According to data from the most recent national survey on drug use and health (201, 48.5 million U.S. residents aged 12 and over) reported using illicit drugs last year (about 15 percent of the population). Of these, 7.4 million (15 percent of illicit drug users) show possible signs of dependence (more than half of these 4 million to marijuana). And of these, 2.1 million (4 percent of the total) meet the criteria for “abuse”.
Drug use is common, drug addiction is rare. Approximately one in three adults will use an illegal drug in their lifetime and just under 3 million people will do so this year in England and Wales alone. Most won't suffer any long-term damage. Face-to-face interviews were conducted to diagnose drug use disorder, as well as alcohol use disorder, nicotine use disorder, and several personality disorders.
Examples of Schedule IV medications include narcotics, muscle relaxants, and commonly prescribed medications for anxiety and depression, such as alprazolam. Prevention and treatment remain insufficient in many parts of the world, and only one in seven people with drug-related disorders receive treatment each year. In short, what determines whether or not drug use becomes an addiction, and the prognosis once it has done so, has less to do with the power of the drug and more to do with the social, personal and economic circumstances of the consumer. Unfortunately, politicians and media commentators ignore the strong relationship between social distress and addiction in favor of the assumption that addiction is a random risk driven by the power of drugs.

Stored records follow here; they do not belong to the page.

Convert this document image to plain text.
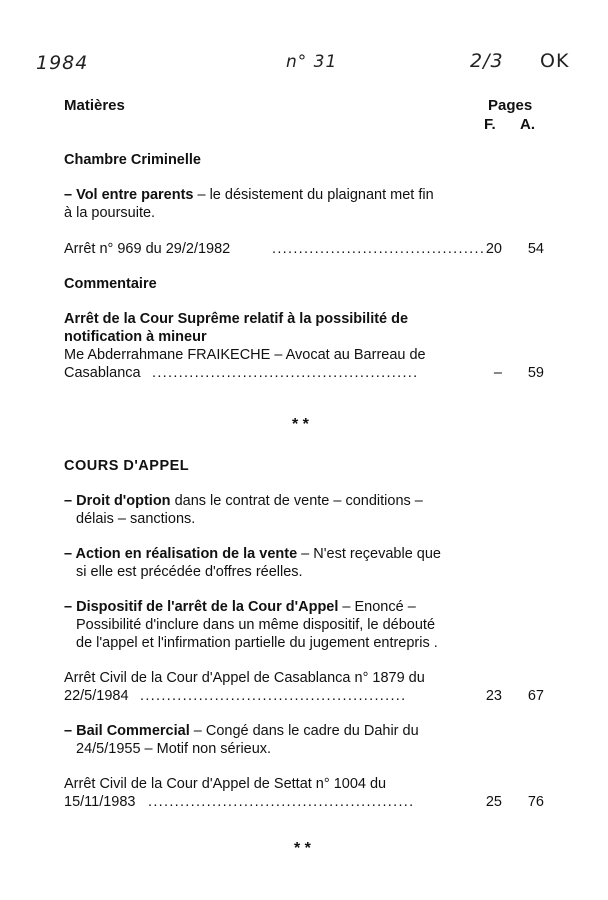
1984	n° 31	2/3 OK
Matières	Pages
F. A.
Chambre Criminelle
– Vol entre parents – le désistement du plaignant met fin
à la poursuite.
Arrêt n° 969 du 29/2/1982	........................................ 20	54
Commentaire
Arrêt de la Cour Suprême relatif à la possibilité de
notification à mineur
Me Abderrahmane FRAIKECHE – Avocat au Barreau de
Casablanca ..................................................	–	59
* *
COURS D'APPEL
– Droit d'option dans le contrat de vente – conditions –
délais – sanctions.
– Action en réalisation de la vente – N'est reçevable que
si elle est précédée d'offres réelles.
– Dispositif de l'arrêt de la Cour d'Appel – Enoncé –
Possibilité d'inclure dans un même dispositif, le débouté
de l'appel et l'infirmation partielle du jugement entrepris .
Arrêt Civil de la Cour d'Appel de Casablanca n° 1879 du
22/5/1984 ..................................................	23	67
– Bail Commercial – Congé dans le cadre du Dahir du
24/5/1955 – Motif non sérieux.
Arrêt Civil de la Cour d'Appel de Settat n° 1004 du
15/11/1983 ..................................................	25	76
* *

Countless studies have investigated the prevalence of addictive behaviors in everything from work to drugs to sex. About 14 percent of people who had a drug use disorder last year and about 25 percent of people who had ever had a drug use disorder received care. The authors note that low treatment rates for drug use disorder may reflect skepticism about treatment effectiveness, as well as lack of resources, lack of knowledge among health care providers, and barriers related to stigma. But it's also true that the stigma against drugs itself prevents people from accessing safer forms of substances or safer modes of ingestion, and is therefore directly responsible for many of those deaths.
Taken together, these factors make it more likely that, instead of carefully calibrating their drug use to minimize risk, they are prepared to use the most dangerous drugs in the most dangerous ways. Most Schedule IV drugs are prescription drugs, some of which have been banned by the Food and Drug Administration. In other words, the likelihood that a consumer will overdose or develop health problems does not influence their classification as a Schedule I to V drug.